The discovery of the remains of King Richard III underneath a parking lot this week, identified thanks to mitochondrial DNA from his Canadian great-great-great-etc. nephew, shows how history can twist and turn a living person.
We know a lot more about Richard than we do about almost anyone else from his time. For example, how many skeletons of anonymous ditch diggers from 500 years past are being fought over by Leicester and York?
We know where and when Richard was born, where he died and what it was that killed him. (He apparently had way too much iron in his system, mostly in the form of swords that had stabbed him in the face. Henry Tudor didn't kid around.)
But we don't know too much about his personality. What we have are two constructs between which to choose.
First there is the Tudor family propaganda, ably expanded upon by Shakespeare. Richard was a piece of . . . something you find in a field where cows have recently spent time. He murdered his nephews, along with anyone else who got in his way. But even Shakespeare couldn't resist making Richard great.
"And therefore- since I cannot prove a lover, to entertain these fair well-spoken days-I am determined to prove a villain, and hate the idle pleasures of these days," he said. This Richard is the smooth-talking smart guy who scrambles to the throne despite being "crookbacked" and the youngest of three brothers.
The worst of his reputation lies on the disappearance of his nephews, the Princes in the Tower.

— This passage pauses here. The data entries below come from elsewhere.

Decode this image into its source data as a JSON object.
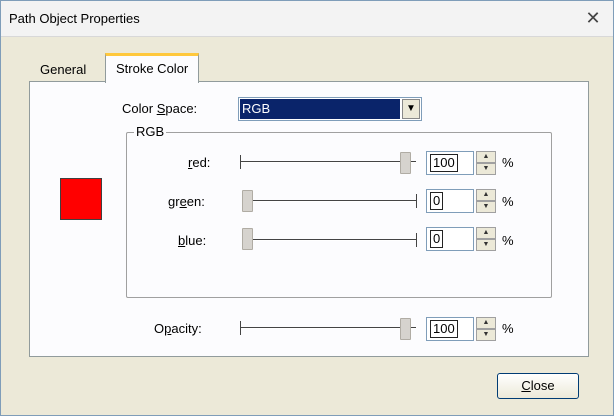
{
  "window": {
    "title": "Path Object Properties",
    "close_glyph": "✕"
  },
  "tabs": [
    {
      "label": "General",
      "active": false
    },
    {
      "label": "Stroke Color",
      "active": true
    }
  ],
  "color_space": {
    "label_pre": "Color ",
    "label_u": "S",
    "label_post": "pace:",
    "value": "RGB",
    "arrow": "▼"
  },
  "rgb_group": {
    "legend": "RGB"
  },
  "swatch": {
    "color": "#ff0000"
  },
  "channels": {
    "red": {
      "label_u": "r",
      "label_post": "ed:",
      "value": "100",
      "level": 1.0
    },
    "green": {
      "label_pre": "gr",
      "label_u": "e",
      "label_post": "en:",
      "value": "0",
      "level": 0.0
    },
    "blue": {
      "label_u": "b",
      "label_post": "lue:",
      "value": "0",
      "level": 0.0
    }
  },
  "opacity": {
    "label_pre": "O",
    "label_u": "p",
    "label_post": "acity:",
    "value": "100",
    "level": 1.0
  },
  "units": {
    "percent": "%"
  },
  "spin_glyphs": {
    "up": "▲",
    "down": "▼"
  },
  "buttons": {
    "close_u": "C",
    "close_post": "lose"
  }
}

Since the early part of the century, there's been a move to create another Richard III, claiming that he certainly didn't kill two innocent children, his own brother's children.
Let's see, he locked up the heirs to the throne and had them declared illegitimate, thus making him king. But anyone opposed to him would have good reasons to use the kiddies as figureheads of rebellion.
And then in 1483, they vanished. I'm not sure we have to call in Sherlock Holmes for this one.
Richard proclaimed his innocence, but couldn't produce the nephews. If this was a modern day case, we'd have some CSI types scraping every dungeon and keep in the Tower of London for clues, and they'd probably lead right back to Richard.
Of course, just because he was a murderous throne-stealing jackass is no reason to look down on Richard of Gloucester.
That's pretty much par for the course for medieval royalty.
In fact, the behaviour of royalty back when they had any power is much closer to the behaviour of modern day gangsters. They kill for power and prestige, and they answer to no law.
Compare Richard III to another king of England, the similarly named Richard I, aka Richard Lionheart.
He has a magnificent reputation, but he's arguably not much better than Gloucester.
For one thing, Richard III seems to have killed less people.
Richard the Lionheart fought against his own father, his brother John, and a cousin, and waged wars everywhere from France to Sicily to Cyprus to the Middle East. In fact, he doesn't seem to have been happy if he wasn't laying siege to a castle or stabbing someone.
Having left an enormous trail of corpses behind him, Richard was finally killed by an arrow fired from a castle in France. Which is appropriate, since he was French.
Really, the king who comes in second only to Alfred the Great for "most English" spoke a couple dialects of French, but hardly spent any time in England itself and never learned the language.
? Matthew Claxton is a reporter with the Langley Advance.